Aims: Methylphenidate (MPH) is a dopamine-reuptake inhibitor approved for the treatment of attention-deficit/hyperactivity disorder (ADHD). Nonetheless, the cellular and molecular mechanisms of MPH are still unknown. We attempt to determine whether MPH protect neuron cells against oxidative stress by using human neuroblastoma SH-SY5Y cells.
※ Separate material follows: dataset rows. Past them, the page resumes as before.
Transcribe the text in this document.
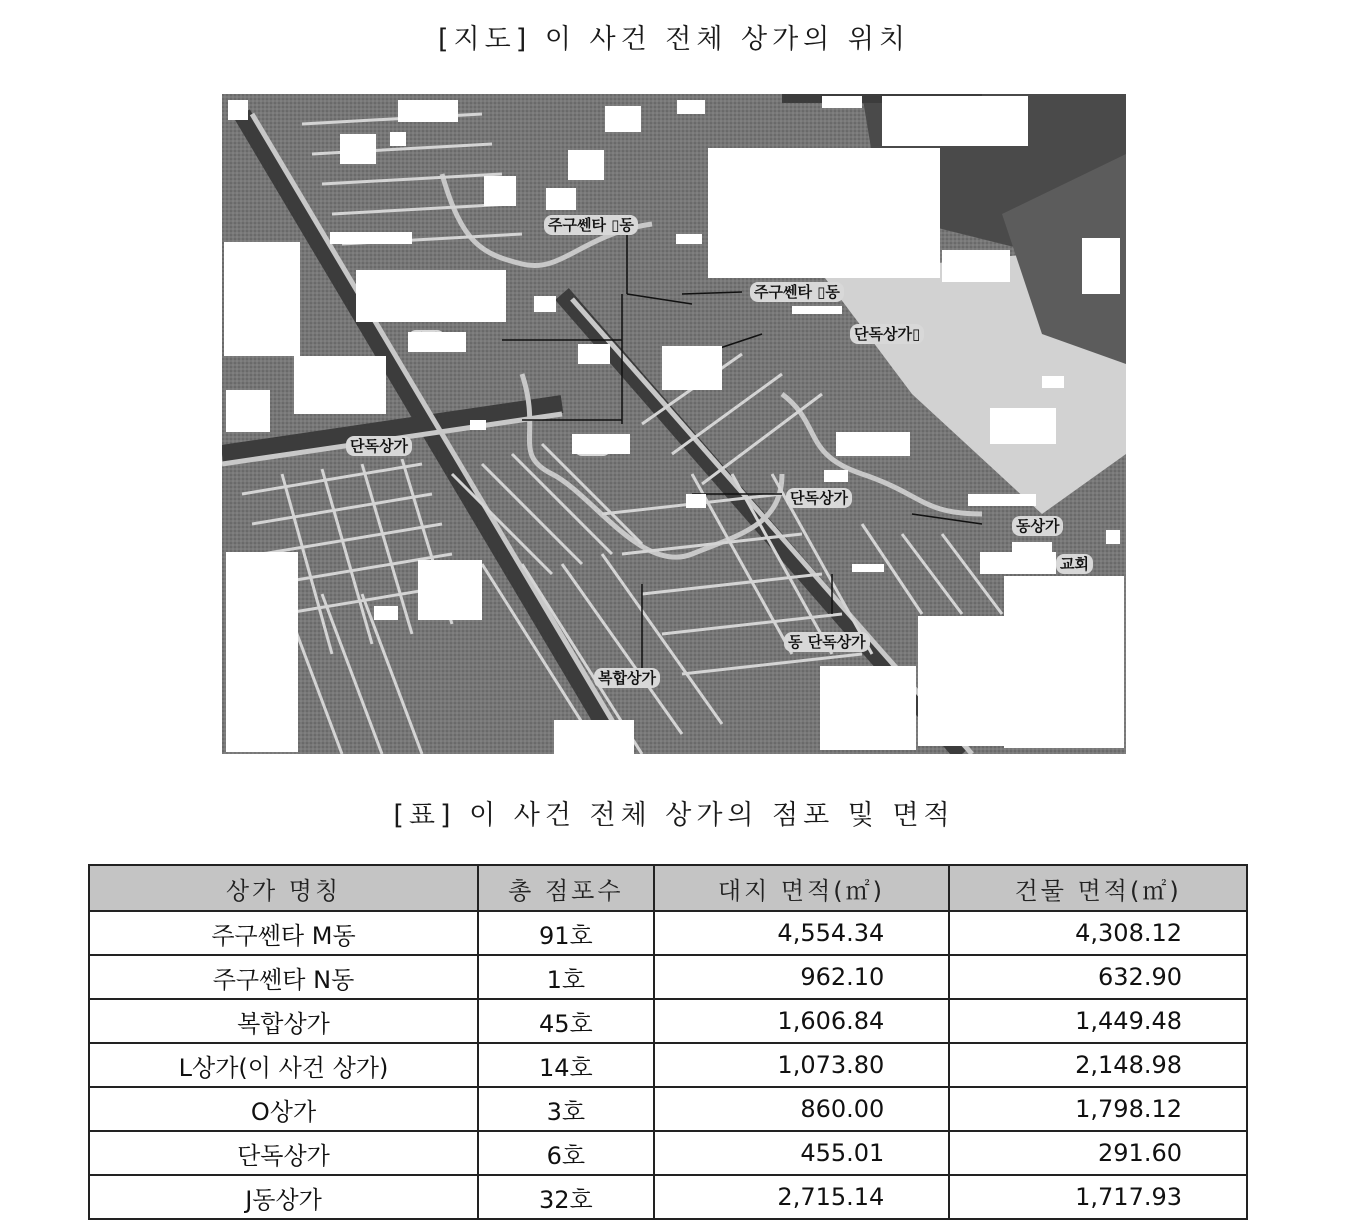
[지도] 이 사건 전체 상가의 위치
주구쎈타 ▯동
주구쎈타 ▯동
단독상가▯
단독상가
단독상가
동상가
교회
동 단독상가
복합상가
[표] 이 사건 전체 상가의 점포 및 면적
상가 명칭	총 점포수	대지 면적(㎡)	건물 면적(㎡)
주구쎈타 M동	91호	4,554.34	4,308.12
주구쎈타 N동	1호	962.10	632.90
복합상가	45호	1,606.84	1,449.48
L상가(이 사건 상가)	14호	1,073.80	2,148.98
O상가	3호	860.00	1,798.12
단독상가	6호	455.01	291.60
J동상가	32호	2,715.14	1,717.93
Main methods: The SH-SY5Y cells were cultured in normoxic and hypoxic conditions in the presence of different doses of MPH. Then, reactive oxygen species (ROS), malondialdehyde (MDA), glutathione (GSH), superoxide dismutase (SOD) and adenosine triphosphate (ATP) production were quantitatively measured by using flow cytometry or spectrophotometry. The mitochondrial ultrastructure of the cells was observed by electron microscope, and the function of mitochondrial was evaluated by measuring mitochondrial membrane potential (MMP) using flow cytometry. The levels of SOD and heme oxygenase-1 (HO-1) proteins were detected by Western blot. Key findings: We found that low doses of MPH treatment (50-500 ng/mL) led to decreased ROS and MDA production (P < 0.05), increased GSH and SOD as well as ATP concentration (P < 0.05) in hypoxic SH-SY5Y cells. Additionally, low doses of MPH significantly inhibited mitochondrial swelling and decreased the percentage of JC-1 monomer positive cells. However, we did not observe the same effects of MPH in normoxia. Significance: Our results show that low doses of MPH play protective roles in maintaining mitochondrial homeostasis in response to hypoxia-induced oxidative stress. Our findings may provide novel insight into the mechanisms of MPH in the treatment of ADHD, and shed light on the disease mechanisms of ADHD.